Brasil: indústria quer coibir o ato de salvar sementes
As grandes fabricantes de sementes querem modificar uma das vacas sagradas da agricultura: o ato milenar de salvar sementes, ou seja, de separar grãos de uma safra para uso próprio como sementes na safra seguinte
A multiplicação de sementes, que existe desde a antiga Mesopotâmia, persistiu através dos séculos e está prevista e regulamentada por lei no Brasil. Porém sempre se imaginou que ela ficaria restrita a pequenas propriedades.
Nos últimos anos, contudo, produtores de 10 mil hectares de algodão do Centro-Oeste estão usando sementes salvas para cultivar sem pagar pelo uso da tecnologia, diz Ivo Carraro, diretor da Associação Brasileira de Sementes e Mudas (Abrasem). Carraro estima que 39% da área cultivada com algodão no Brasil é de sementes salvas ou ilegais, como as transgênicas.
Pequenos produtores de algodão do Paraná não tem tecnologia suficiente para produzir a semente, ao contrário dos grandes proprietários no Centro-Oeste, afirma. Ele diz que os grandes produtores conseguem produzir sementes de algodão com a mesma qualidade e tecnologia das grandes fabricantes, como a Monsanto ou a Bayer Seeds. Os agricultores, no entanto, não podem ser repreendidos porque estão agindo dentro da lei.
Mas se eles deixarem de comprar da indústria, não teremos incentivo para continuar investindo em pesquisa por causa da pirataria, diz Carraro. Ele diz que nos últimos anos o algodão teve ganhos de produtividade excepcionais de 14% ao ano em razão do investimento em pesquisa. Em média, a genética acrescenta, no máximo, 2% ao ano em produtividade, afirma.
Por isso, as indústrias querem propor uma modificação da lei que regulamenta o assunto. Elas querem que o ato de salvar sementes seja limitado apenas às pequenas propriedades.
Na Bolívia, por exemplo, só podem salvar os agricultores que cultivam até 100 hectares, diz Carraro.
Neste ano, a Abrasem lançou uma campanha para conter a pirataria. Por isso, está orientando seus associados a entrarem na Justiça contra os piratas. Ao contrário do agricultor que salva e guarda a semente para uso próprio, o pirata produz em larga escala e vende a mercadoria por um preço que chega à metade da semente legal.
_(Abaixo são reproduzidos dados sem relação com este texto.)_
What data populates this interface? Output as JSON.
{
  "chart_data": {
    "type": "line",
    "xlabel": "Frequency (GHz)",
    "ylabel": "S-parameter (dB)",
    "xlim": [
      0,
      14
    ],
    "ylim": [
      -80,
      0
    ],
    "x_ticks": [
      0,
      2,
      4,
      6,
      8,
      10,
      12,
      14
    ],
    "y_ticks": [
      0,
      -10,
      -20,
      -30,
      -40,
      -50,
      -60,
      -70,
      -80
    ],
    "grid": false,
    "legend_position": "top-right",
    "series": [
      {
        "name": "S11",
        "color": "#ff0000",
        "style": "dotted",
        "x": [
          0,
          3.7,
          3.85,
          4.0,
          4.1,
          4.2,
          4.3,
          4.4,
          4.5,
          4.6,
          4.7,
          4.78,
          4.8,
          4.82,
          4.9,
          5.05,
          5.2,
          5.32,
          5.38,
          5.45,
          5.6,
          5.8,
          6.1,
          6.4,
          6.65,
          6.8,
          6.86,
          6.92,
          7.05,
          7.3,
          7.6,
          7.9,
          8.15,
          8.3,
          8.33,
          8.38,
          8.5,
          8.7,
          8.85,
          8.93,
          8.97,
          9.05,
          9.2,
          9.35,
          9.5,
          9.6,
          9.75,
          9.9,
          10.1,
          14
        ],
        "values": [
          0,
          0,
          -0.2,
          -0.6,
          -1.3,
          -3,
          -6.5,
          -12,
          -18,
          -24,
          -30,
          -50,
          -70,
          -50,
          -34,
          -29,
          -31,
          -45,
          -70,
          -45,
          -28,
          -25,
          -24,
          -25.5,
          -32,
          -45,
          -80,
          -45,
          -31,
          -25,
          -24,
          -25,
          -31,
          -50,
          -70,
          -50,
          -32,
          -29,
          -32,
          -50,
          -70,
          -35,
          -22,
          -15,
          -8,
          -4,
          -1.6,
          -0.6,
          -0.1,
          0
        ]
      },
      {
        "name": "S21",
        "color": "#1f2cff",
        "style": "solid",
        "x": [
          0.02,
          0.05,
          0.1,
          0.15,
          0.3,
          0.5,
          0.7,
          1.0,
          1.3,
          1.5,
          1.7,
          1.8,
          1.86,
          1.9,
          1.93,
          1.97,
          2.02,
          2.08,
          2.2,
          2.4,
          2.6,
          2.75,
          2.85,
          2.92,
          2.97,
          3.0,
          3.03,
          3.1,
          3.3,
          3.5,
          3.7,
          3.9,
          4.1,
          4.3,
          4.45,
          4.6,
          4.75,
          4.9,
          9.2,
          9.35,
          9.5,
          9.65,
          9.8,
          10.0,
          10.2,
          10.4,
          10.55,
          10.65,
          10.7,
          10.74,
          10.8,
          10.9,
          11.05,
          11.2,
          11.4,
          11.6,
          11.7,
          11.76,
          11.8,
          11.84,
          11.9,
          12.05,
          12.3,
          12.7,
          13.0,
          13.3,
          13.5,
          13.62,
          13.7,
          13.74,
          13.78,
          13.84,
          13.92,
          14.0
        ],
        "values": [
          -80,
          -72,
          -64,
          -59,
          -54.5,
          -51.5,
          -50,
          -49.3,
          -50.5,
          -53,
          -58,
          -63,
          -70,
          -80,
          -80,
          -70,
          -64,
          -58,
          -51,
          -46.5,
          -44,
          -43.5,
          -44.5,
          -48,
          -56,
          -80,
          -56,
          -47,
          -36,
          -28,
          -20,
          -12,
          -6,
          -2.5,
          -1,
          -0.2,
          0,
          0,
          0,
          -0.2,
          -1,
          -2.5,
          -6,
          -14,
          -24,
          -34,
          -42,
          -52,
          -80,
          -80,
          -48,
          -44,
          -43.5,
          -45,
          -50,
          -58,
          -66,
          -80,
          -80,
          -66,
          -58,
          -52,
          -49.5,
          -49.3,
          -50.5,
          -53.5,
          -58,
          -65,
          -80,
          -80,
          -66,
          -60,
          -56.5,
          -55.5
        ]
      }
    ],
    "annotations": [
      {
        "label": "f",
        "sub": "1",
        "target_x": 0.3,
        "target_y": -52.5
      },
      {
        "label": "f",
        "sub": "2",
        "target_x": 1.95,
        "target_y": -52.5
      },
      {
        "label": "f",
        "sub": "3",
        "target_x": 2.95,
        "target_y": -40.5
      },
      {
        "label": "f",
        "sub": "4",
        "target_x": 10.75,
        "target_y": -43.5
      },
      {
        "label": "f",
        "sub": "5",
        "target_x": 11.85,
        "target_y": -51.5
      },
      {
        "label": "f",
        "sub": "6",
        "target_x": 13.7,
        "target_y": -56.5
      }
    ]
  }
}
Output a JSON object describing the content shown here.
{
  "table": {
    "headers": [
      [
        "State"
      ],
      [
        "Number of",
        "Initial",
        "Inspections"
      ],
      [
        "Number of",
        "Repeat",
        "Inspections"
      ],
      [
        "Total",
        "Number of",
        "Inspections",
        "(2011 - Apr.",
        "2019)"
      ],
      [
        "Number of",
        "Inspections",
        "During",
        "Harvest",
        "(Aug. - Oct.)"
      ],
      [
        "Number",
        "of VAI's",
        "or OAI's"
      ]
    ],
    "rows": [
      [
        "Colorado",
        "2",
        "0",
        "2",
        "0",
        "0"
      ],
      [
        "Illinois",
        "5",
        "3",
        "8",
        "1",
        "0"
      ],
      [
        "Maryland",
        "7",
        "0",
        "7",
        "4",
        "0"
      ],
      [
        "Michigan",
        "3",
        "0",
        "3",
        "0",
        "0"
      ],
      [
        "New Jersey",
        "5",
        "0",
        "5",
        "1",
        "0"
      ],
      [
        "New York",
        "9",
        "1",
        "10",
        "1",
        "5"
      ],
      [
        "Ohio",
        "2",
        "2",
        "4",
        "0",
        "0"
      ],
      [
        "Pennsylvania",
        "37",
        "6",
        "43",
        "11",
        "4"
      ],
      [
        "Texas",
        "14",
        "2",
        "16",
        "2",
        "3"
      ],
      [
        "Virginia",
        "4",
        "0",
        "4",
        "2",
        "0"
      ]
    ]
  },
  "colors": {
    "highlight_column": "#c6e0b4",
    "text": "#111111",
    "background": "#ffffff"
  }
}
Apesar da vantagem no preço, a semente salva pode trazer consigo fungos ou pragas. Além disso, sua produtividade é menor que a da tecnologia original. Somente a Cooperativa Central Agropecuária de Desenvolvimento Tecnológico e Econômico Ltda (Coodetec) tem oito ações na Justiça contra cerealistas que piratearam sua tecnologia. Carraro diz que uma indústria do Rio Grande do Sul tem cinco processos em andamento.
A Abrasem calcula que em algumas lavouras, como o feijão, a pirataria chega a 75% da oferta. Na soja, atinge 35%.